"What is the difference between a Role and a ClusterRole in Kubernetes?"

"A Role is namespaced — it grants permissions to resources within a single namespace. A ClusterRole is cluster-scoped — it can grant permissions across all namespaces or to cluster-level resources (nodes, persistent volumes, namespaces themselves). A RoleBinding binds a Role or ClusterRole to a subject within a single namespace. A ClusterRoleBinding binds a ClusterRole to a subject across the entire cluster."

"What makes wildcard permissions in RBAC so dangerous?"

"A wildcard in a Kubernetes RBAC rule (using * for verbs, resources, or apiGroups) grants permission to all current and future resources or actions in that category. If a subject has verbs: ['*'] on resources: ['*'] in apiGroups: ['*'], they effectively have cluster-admin privileges even if not bound to the cluster-admin ClusterRole. This is particularly risky because new custom resources added to the cluster are automatically included in the wildcard scope."

"How can the pods/exec permission lead to cluster compromise?"

"The pods/exec permission allows a subject to execute commands inside any running pod using kubectl exec. If an attacker gains this permission, they can execute commands in pods running with high-privilege service accounts — for example, monitoring agents, CI/CD runners, or control plane components. Once inside a privileged pod, they can read the pod's service account token, which may have broader cluster permissions, enabling lateral movement and privilege escalation."

"What was the Tesla cryptojacking incident and what misconfiguration enabled it?"

"In early 2018, RedLock discovered that Tesla's Kubernetes cluster dashboard was publicly accessible without authentication. The Kubernetes dashboard was exposed on the internet without a login requirement. Attackers accessed the dashboard, discovered AWS credentials stored in Kubernetes secrets, used those credentials to access Tesla's AWS environment, and deployed cryptocurrency mining workloads. The root cause was an exposed Kubernetes dashboard combined with secrets stored in plaintext."

"What is CVE-2018-1002105 and why was it a critical vulnerability?"

"CVE-2018-1002105 was a privilege escalation vulnerability in Kubernetes API server aggregation. It allowed any user with permission to make requests through the aggregated API layer to send arbitrary requests to backend API services with the privileges of the Kubernetes API server itself — which has cluster-admin equivalent permissions. Users with limited permissions (e.g., only able to list pods) could escalate to full cluster control. CVSS score: 9.8 (Critical). Fixed in Kubernetes 1.10.11, 1.11.5, 1.12.3."

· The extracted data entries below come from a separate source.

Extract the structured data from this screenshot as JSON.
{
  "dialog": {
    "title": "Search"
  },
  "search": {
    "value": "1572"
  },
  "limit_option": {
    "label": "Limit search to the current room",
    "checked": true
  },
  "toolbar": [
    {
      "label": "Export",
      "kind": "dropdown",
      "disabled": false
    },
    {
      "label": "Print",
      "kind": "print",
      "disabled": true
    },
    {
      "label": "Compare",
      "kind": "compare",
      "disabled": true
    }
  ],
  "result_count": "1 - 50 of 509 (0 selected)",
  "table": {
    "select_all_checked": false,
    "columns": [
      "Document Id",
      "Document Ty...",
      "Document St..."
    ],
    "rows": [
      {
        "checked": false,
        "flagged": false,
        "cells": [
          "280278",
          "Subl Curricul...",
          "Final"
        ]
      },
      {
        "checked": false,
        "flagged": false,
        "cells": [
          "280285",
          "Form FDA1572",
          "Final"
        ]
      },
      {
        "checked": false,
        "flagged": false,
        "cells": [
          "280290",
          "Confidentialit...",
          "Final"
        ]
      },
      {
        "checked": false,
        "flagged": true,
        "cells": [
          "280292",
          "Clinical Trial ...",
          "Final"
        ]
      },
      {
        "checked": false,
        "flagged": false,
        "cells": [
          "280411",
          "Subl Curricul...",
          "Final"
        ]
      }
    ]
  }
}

"How should service account tokens be scoped in production Kubernetes clusters?"

"Service account tokens should follow least privilege: each service account should have only the permissions needed for its specific workload. Tokens should be bound (projected volume tokens with bounded audience and expiry, using TokenRequest API) rather than static long-lived secrets. Auto-mounting of default service account tokens should be disabled (automountServiceAccountToken: false) on pods and service accounts that do not need API access. Service accounts should be namespace-scoped and not reused across workloads."

"What tools exist for auditing Kubernetes RBAC configurations?"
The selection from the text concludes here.